Juego de tontos, de locos, de un cineasta y una humilde chica. Los mieles de ella y los verdes de él, resplandecían. Ojos vidriosos, brillantes, esplendidos. Sí, los ojos hablan. Sinestesia, transposición de una cualidad sensible de un sentido a otro. Los ojos no solamente permiten mirar, sino también expresar pensamientos, sentimientos, sensaciones. Ojos como canal del alma. Entonces, hay una comunicación entre los datos sensoriales de diferentes sentidos y una afinidad entre las diversas sensaciones. De esto, Parret y la corriente semiótica de las pasiones pueden hablarnos tranquilamente. El caso es que están allí y hay sinestesia: los ojos hablan.
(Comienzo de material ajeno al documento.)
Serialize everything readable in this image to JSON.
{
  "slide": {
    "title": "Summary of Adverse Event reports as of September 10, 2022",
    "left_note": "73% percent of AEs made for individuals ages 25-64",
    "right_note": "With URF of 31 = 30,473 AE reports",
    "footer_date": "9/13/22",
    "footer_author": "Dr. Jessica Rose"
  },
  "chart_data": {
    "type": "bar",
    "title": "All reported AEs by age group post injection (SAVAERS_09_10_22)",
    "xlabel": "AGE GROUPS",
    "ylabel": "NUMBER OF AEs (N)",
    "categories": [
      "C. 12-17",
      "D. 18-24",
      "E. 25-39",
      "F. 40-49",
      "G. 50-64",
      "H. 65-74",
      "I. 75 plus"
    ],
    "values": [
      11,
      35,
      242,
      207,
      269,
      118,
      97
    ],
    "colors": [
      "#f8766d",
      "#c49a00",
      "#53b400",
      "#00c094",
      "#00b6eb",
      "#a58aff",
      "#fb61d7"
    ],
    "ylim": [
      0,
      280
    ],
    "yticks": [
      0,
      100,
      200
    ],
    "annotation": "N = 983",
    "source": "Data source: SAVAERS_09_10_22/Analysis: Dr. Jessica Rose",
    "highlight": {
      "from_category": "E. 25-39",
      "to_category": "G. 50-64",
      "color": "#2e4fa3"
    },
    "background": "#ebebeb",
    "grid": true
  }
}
-Bueno, es hora de irme. Ya es tarde- soltó tímidamente Sol.

Otra vez, otro saludo en la mejilla. Ella se dio media vuelta y se dirigió a la puerta del edificio, con pasos lentos. Los metros alargaban la distancia de ambos. Un metro. Esa caminata breve pero interminable quería decir algo. Connotaba algo. Dos metros. Él la miraba fijamente, con vibras internas, moléculas traviesas, o algo similar. Tres metros. Dale Germán, llamala.

-Sol- atisbó a decir.

Ella se detuvo pero tardó en girar. Cuando giró, él no dudó en acelerar el paso hacia la misma baldosa en que estaba situada. Los metros se redujeron, por lo que compartieron esa baldosa gris, uno junto al otro. La noche continuaba despejada, con un silencio muy pacífico y tranquilizador. Otra vez, tiempo congelado, detenido por alguien, quien sabe. Y allí estaban, con dudas pero dispuestos a terminarlas, dispuestos a acabar con el miedo del otro. Germán la miró como la había visto la primera vez: sus ojos lo estremecían. No quería estar en ningún otro lugar que no fuera ese; ni siquiera en los picados con amigos, ni degustando los ñoquis de la vieja, ni disfrutando de la cancha de Vélez. Quería respirarla, así que puso su brazo derecho en la cadera de Sol. Ella seguía mirándolo con su iris y pupila yendo de aquí y para allá. El mundo interno de él, el de ella, el de ambos se proponía revelarse después de tanto suspenso, después de aquel cruce en la librería, y después del encuentro tan hermosamente accidental en la calle. Estaban en la misma baldosa pero algo faltaba. Los metros entre sus pies se habían fatalmente reducido pero los que mantenían la distancia entre sus bocas insaciables todavía no confirmaban nada. Hasta que Germán dio el segundo paso. Su mano izquierda la situó, con cariño pero aún más, con cuidado, en la mejilla derecha de ella. Sol lo esperó, entregada a él, con su corazón entregado. Ya no solo había juego de miradas, sino juego de corazones. Que éste para vos, y que el tuyo para mí. Una brisa se hizo presente, y en ese momento, la besó.

La besó como besan los caballeros, con protección, con cuidado, con disfrute. Y por sobre todas las cosas, con amor. Se entregaron sus vibras y así, formaron un todo. Que mis moléculas son tuyas, que las tuyas son mías. Momento estremecedor, bisagra de las buenas, eso sí. Sol puso sus manos en la cabeza de él y disfrutó de su suavidad. Conexión total, electricidad corporal. Los metros, ahora sí, estaban reducidos a cenizas y ellos también. Fuego aplacado, sus bocas se separaron por unos centímetros y sus ojos se reflejaron más que en un miserable espejo. Se miraron, pero ya se habían descubierto, desnudado, y es por eso que rieron al darle fin a ese beso tan fatal, tan crucial para sus vidas tan diferentes.